On November 11, 2022, Martin signed with Lavrio of the Greek Basket League. In 12 league games, he averaged 6 points, 1.2 rebounds and 1.4 assists, playing around 13 minutes per contest.

In July 2023, Martin signed with Keflavík of the Icelandic Úrvalsdeild karla. On October 19, he scored a game-winning three pointer with two seconds left against Valur. On 23 March 2024, he won the Icelandic Basketball Cup with Keflavík, scoring a game high 23 points in the Cup final.
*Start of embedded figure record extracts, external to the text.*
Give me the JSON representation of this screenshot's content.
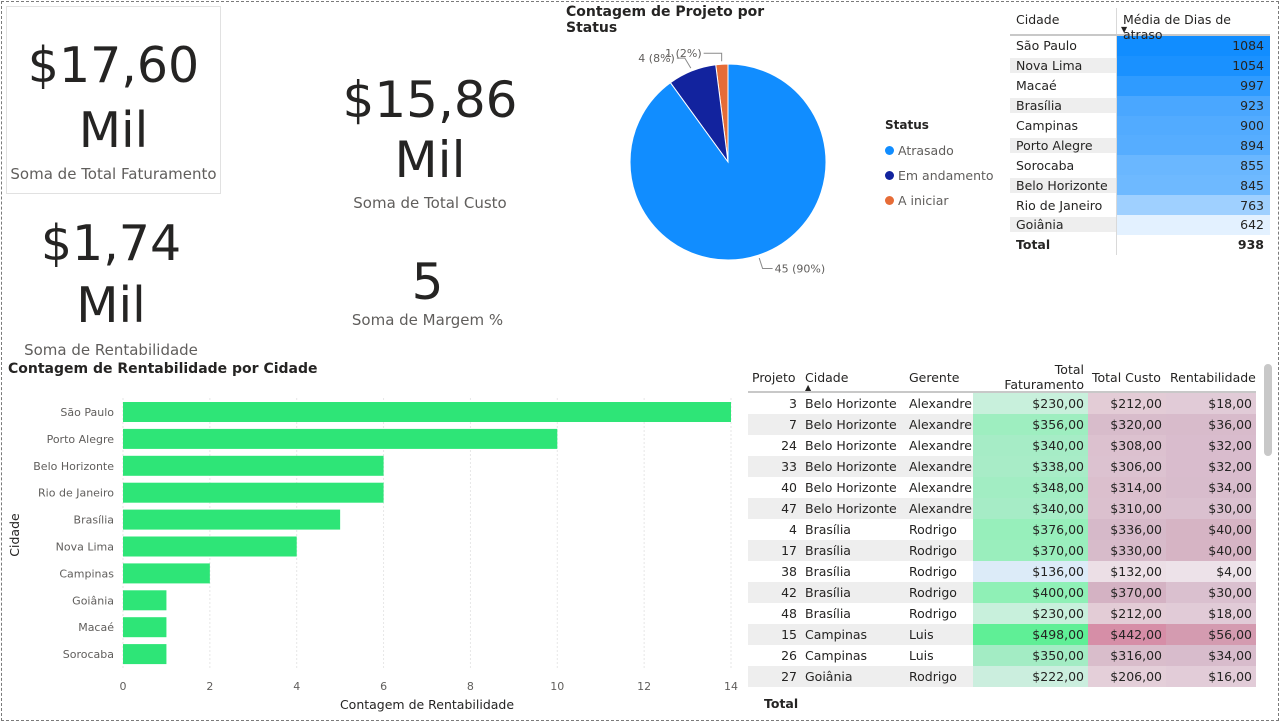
{
  "kpis": {
    "faturamento": {
      "line1": "$17,60",
      "line2": "Mil",
      "label": "Soma de Total Faturamento"
    },
    "custo": {
      "value": "$15,86 Mil",
      "label": "Soma de Total Custo"
    },
    "rentabilidade": {
      "line1": "$1,74",
      "line2": "Mil",
      "label": "Soma de Rentabilidade"
    },
    "margem": {
      "value": "5",
      "label": "Soma de Margem %"
    }
  },
  "pie_chart": {
    "title": "Contagem de Projeto por Status",
    "legend_title": "Status",
    "labels": [
      "45 (90%)",
      "4 (8%)",
      "1 (2%)"
    ]
  },
  "city_table": {
    "col_city": "Cidade",
    "col_days": "Média de Dias de atraso",
    "rows": [
      {
        "city": "São Paulo",
        "days": "1084"
      },
      {
        "city": "Nova Lima",
        "days": "1054"
      },
      {
        "city": "Macaé",
        "days": "997"
      },
      {
        "city": "Brasília",
        "days": "923"
      },
      {
        "city": "Campinas",
        "days": "900"
      },
      {
        "city": "Porto Alegre",
        "days": "894"
      },
      {
        "city": "Sorocaba",
        "days": "855"
      },
      {
        "city": "Belo Horizonte",
        "days": "845"
      },
      {
        "city": "Rio de Janeiro",
        "days": "763"
      },
      {
        "city": "Goiânia",
        "days": "642"
      }
    ],
    "total_label": "Total",
    "total_value": "938",
    "colors": [
      "#118dff",
      "#1a91ff",
      "#2f9bff",
      "#4aa7ff",
      "#52abff",
      "#56adff",
      "#6ab7ff",
      "#6eb9ff",
      "#9fd0ff",
      "#e3f1ff"
    ]
  },
  "project_table": {
    "headers": [
      "Projeto",
      "Cidade",
      "Gerente",
      "Total Faturamento",
      "Total Custo",
      "Rentabilidade"
    ],
    "rows": [
      {
        "p": "3",
        "c": "Belo Horizonte",
        "g": "Alexandre",
        "f": "$230,00",
        "u": "$212,00",
        "r": "$18,00"
      },
      {
        "p": "7",
        "c": "Belo Horizonte",
        "g": "Alexandre",
        "f": "$356,00",
        "u": "$320,00",
        "r": "$36,00"
      },
      {
        "p": "24",
        "c": "Belo Horizonte",
        "g": "Alexandre",
        "f": "$340,00",
        "u": "$308,00",
        "r": "$32,00"
      },
      {
        "p": "33",
        "c": "Belo Horizonte",
        "g": "Alexandre",
        "f": "$338,00",
        "u": "$306,00",
        "r": "$32,00"
      },
      {
        "p": "40",
        "c": "Belo Horizonte",
        "g": "Alexandre",
        "f": "$348,00",
        "u": "$314,00",
        "r": "$34,00"
      },
      {
        "p": "47",
        "c": "Belo Horizonte",
        "g": "Alexandre",
        "f": "$340,00",
        "u": "$310,00",
        "r": "$30,00"
      },
      {
        "p": "4",
        "c": "Brasília",
        "g": "Rodrigo",
        "f": "$376,00",
        "u": "$336,00",
        "r": "$40,00"
      },
      {
        "p": "17",
        "c": "Brasília",
        "g": "Rodrigo",
        "f": "$370,00",
        "u": "$330,00",
        "r": "$40,00"
      },
      {
        "p": "38",
        "c": "Brasília",
        "g": "Rodrigo",
        "f": "$136,00",
        "u": "$132,00",
        "r": "$4,00"
      },
      {
        "p": "42",
        "c": "Brasília",
        "g": "Rodrigo",
        "f": "$400,00",
        "u": "$370,00",
        "r": "$30,00"
      },
      {
        "p": "48",
        "c": "Brasília",
        "g": "Rodrigo",
        "f": "$230,00",
        "u": "$212,00",
        "r": "$18,00"
      },
      {
        "p": "15",
        "c": "Campinas",
        "g": "Luis",
        "f": "$498,00",
        "u": "$442,00",
        "r": "$56,00"
      },
      {
        "p": "26",
        "c": "Campinas",
        "g": "Luis",
        "f": "$350,00",
        "u": "$316,00",
        "r": "$34,00"
      },
      {
        "p": "27",
        "c": "Goiânia",
        "g": "Rodrigo",
        "f": "$222,00",
        "u": "$206,00",
        "r": "$16,00"
      }
    ],
    "fat_colors": [
      "#c8f0dc",
      "#9eeec0",
      "#a6ecc6",
      "#a8ecc7",
      "#a2edc3",
      "#a6ecc6",
      "#97efbb",
      "#9aeebd",
      "#dcebf8",
      "#8ff0b6",
      "#c8f0dc",
      "#5fef96",
      "#a3ecc4",
      "#cbeede"
    ],
    "cus_colors": [
      "#e3ccd6",
      "#d8bccb",
      "#dcc1cf",
      "#dcc2d0",
      "#dbbfcd",
      "#dbc0ce",
      "#d6b9c9",
      "#d7bbca",
      "#ecdfe6",
      "#d4b2c3",
      "#e3ccd6",
      "#d68ea7",
      "#d9bdcb",
      "#e4cfd9"
    ],
    "ren_colors": [
      "#e1cbd7",
      "#d8bbcb",
      "#d9bccd",
      "#d9bccd",
      "#d8bccc",
      "#dac0cf",
      "#d6b4c4",
      "#d6b4c4",
      "#ede2e9",
      "#dac0cf",
      "#e1cbd7",
      "#d49bb0",
      "#d8bccc",
      "#e2ccd8"
    ],
    "total_label": "Total"
  },
  "status_legend": [
    {
      "label": "Atrasado",
      "color": "#118dff"
    },
    {
      "label": "Em andamento",
      "color": "#12239e"
    },
    {
      "label": "A iniciar",
      "color": "#e66c37"
    }
  ],
  "chart_data": [
    {
      "type": "pie",
      "title": "Contagem de Projeto por Status",
      "categories": [
        "Atrasado",
        "Em andamento",
        "A iniciar"
      ],
      "values": [
        45,
        4,
        1
      ],
      "percent_labels": [
        "90%",
        "8%",
        "2%"
      ],
      "legend": "right"
    },
    {
      "type": "bar",
      "orientation": "horizontal",
      "title": "Contagem de Rentabilidade por Cidade",
      "xlabel": "Contagem de Rentabilidade",
      "ylabel": "Cidade",
      "categories": [
        "São Paulo",
        "Porto Alegre",
        "Belo Horizonte",
        "Rio de Janeiro",
        "Brasília",
        "Nova Lima",
        "Campinas",
        "Goiânia",
        "Macaé",
        "Sorocaba"
      ],
      "values": [
        14,
        10,
        6,
        6,
        5,
        4,
        2,
        1,
        1,
        1
      ],
      "xlim": [
        0,
        14
      ],
      "xticks": [
        0,
        2,
        4,
        6,
        8,
        10,
        12,
        14
      ],
      "grid": true,
      "color": "#2ee577"
    }
  ]
}
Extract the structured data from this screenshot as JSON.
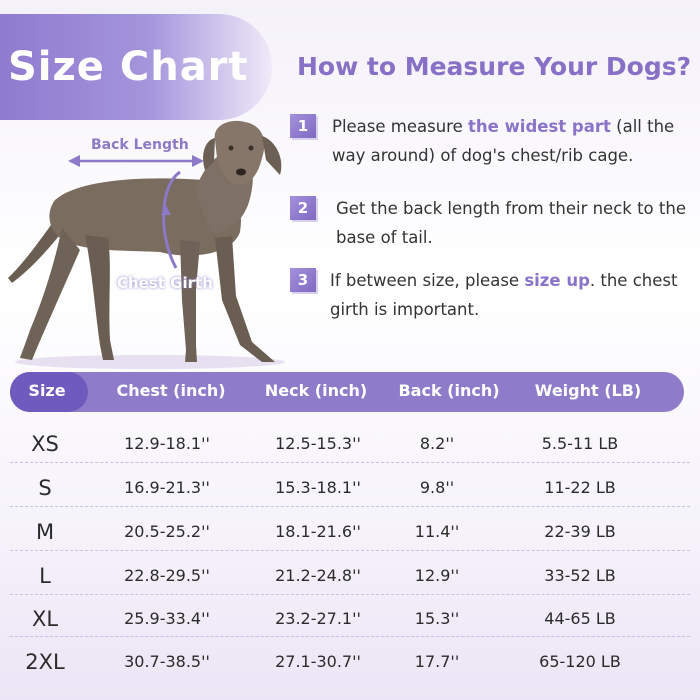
{
  "banner": {
    "title": "Size Chart"
  },
  "heading": "How to Measure Your Dogs?",
  "steps": [
    {
      "num": "1",
      "before": "Please measure ",
      "highlight": "the widest part",
      "after": " (all the way around) of dog's chest/rib cage."
    },
    {
      "num": "2",
      "before": "Get the back length from their neck to the base of tail.",
      "highlight": "",
      "after": ""
    },
    {
      "num": "3",
      "before": "If between size, please ",
      "highlight": "size up",
      "after": ". the chest girth is  important."
    }
  ],
  "diagram": {
    "back_label": "Back Length",
    "chest_label": "Chest Girth"
  },
  "colors": {
    "accent": "#8e7ccb",
    "accent_dark": "#6f5bbd",
    "highlight": "#8a74c9"
  },
  "table": {
    "headers": [
      "Size",
      "Chest (inch)",
      "Neck (inch)",
      "Back (inch)",
      "Weight (LB)"
    ],
    "rows": [
      [
        "XS",
        "12.9-18.1''",
        "12.5-15.3''",
        "8.2''",
        "5.5-11 LB"
      ],
      [
        "S",
        "16.9-21.3''",
        "15.3-18.1''",
        "9.8''",
        "11-22 LB"
      ],
      [
        "M",
        "20.5-25.2''",
        "18.1-21.6''",
        "11.4''",
        "22-39 LB"
      ],
      [
        "L",
        "22.8-29.5''",
        "21.2-24.8''",
        "12.9''",
        "33-52 LB"
      ],
      [
        "XL",
        "25.9-33.4''",
        "23.2-27.1''",
        "15.3''",
        "44-65 LB"
      ],
      [
        "2XL",
        "30.7-38.5''",
        "27.1-30.7''",
        "17.7''",
        "65-120 LB"
      ]
    ]
  }
}
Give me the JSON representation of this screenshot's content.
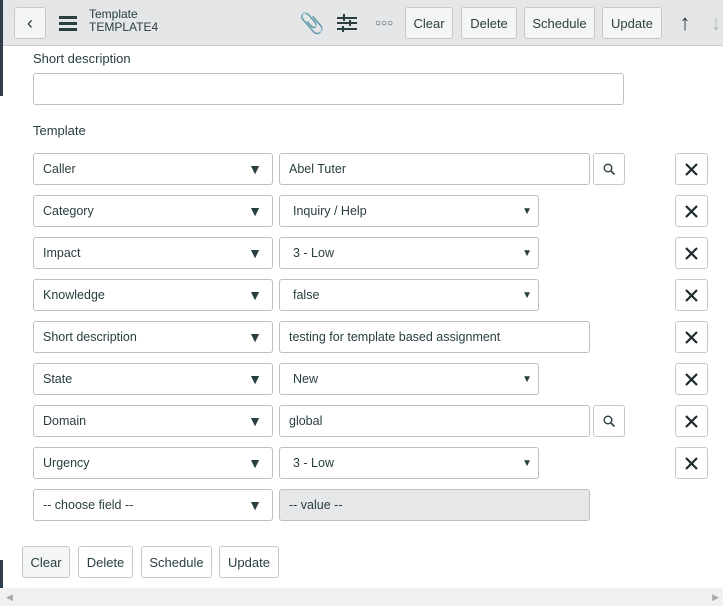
{
  "header": {
    "title": "Template",
    "subtitle": "TEMPLATE4",
    "buttons": [
      "Clear",
      "Delete",
      "Schedule",
      "Update"
    ]
  },
  "form": {
    "short_description_label": "Short description",
    "short_description_value": "",
    "template_label": "Template",
    "rows": [
      {
        "field": "Caller",
        "value": "Abel Tuter",
        "type": "reference"
      },
      {
        "field": "Category",
        "value": "Inquiry / Help",
        "type": "select"
      },
      {
        "field": "Impact",
        "value": "3 - Low",
        "type": "select"
      },
      {
        "field": "Knowledge",
        "value": "false",
        "type": "select"
      },
      {
        "field": "Short description",
        "value": "testing for template based assignment",
        "type": "text"
      },
      {
        "field": "State",
        "value": "New",
        "type": "select"
      },
      {
        "field": "Domain",
        "value": "global",
        "type": "reference"
      },
      {
        "field": "Urgency",
        "value": "3 - Low",
        "type": "select"
      }
    ],
    "new_row": {
      "field": "-- choose field --",
      "value": "-- value --"
    }
  },
  "footer": {
    "buttons": [
      "Clear",
      "Delete",
      "Schedule",
      "Update"
    ]
  }
}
During the playoffs, Martin suffered an achilles injury and missed the rest of the season.

Following the recovery of his injuries, he re-signed with Keflavík for the second half of the 2025–2026 season.

==National team==
Martin considers the prospect of playing for the Philippine national team as bigger than playing in the NBA. While he holds Philippine citizenship, Martin is a restricted player under FIBA eligibility rules, having been unable to secure a Philippine passport by age 16.

==Career statistics==

===College===

| Year | Team | GP | GS | MPG | FG% | 3P% | FT% | RPG | APG | SPG | BPG | PPG |
|---|---|---|---|---|---|---|---|---|---|---|---|---|
| 2017–18 | Arizona State | 32 | 1 | 23.8 | .453 | .371 | .755 | 3.0 | 2.9 | 1.1 | .1 | 9.6 |
| 2018–19 | Arizona State | 32 | 28 | 32.6 | .402 | .312 | .736 | 3.2 | 5.0 | 1.3 | .0 | 12.9 |
| 2019–20 | Arizona State | 31 | 31 | 33.8 | .432 | .335 | .772 | 3.1 | 4.1 | 1.5 | .0 | 19.1 |
| 2020–21 | Arizona State | 23 | 23 | 33.5 | .433 | .346 | .776 | 2.8 | 3.7 | 1.2 | .0 | 19.1 |
| 2021–22 | Kansas | 29 | 13 | 21.2 | .458 | .357 | .754 | 3.0 | 2.6 | .6 | .1 | 8.4 |
| Career |  | 147 | 95 | 28.8 | .432 | .338 | .761 | 3.0 | 3.7 | 1.1 | .1 | 13.6 |

==Personal life==
Martin's father is African-American and his mother is Filipino. He holds dual citizenship with the United States and the Philippines.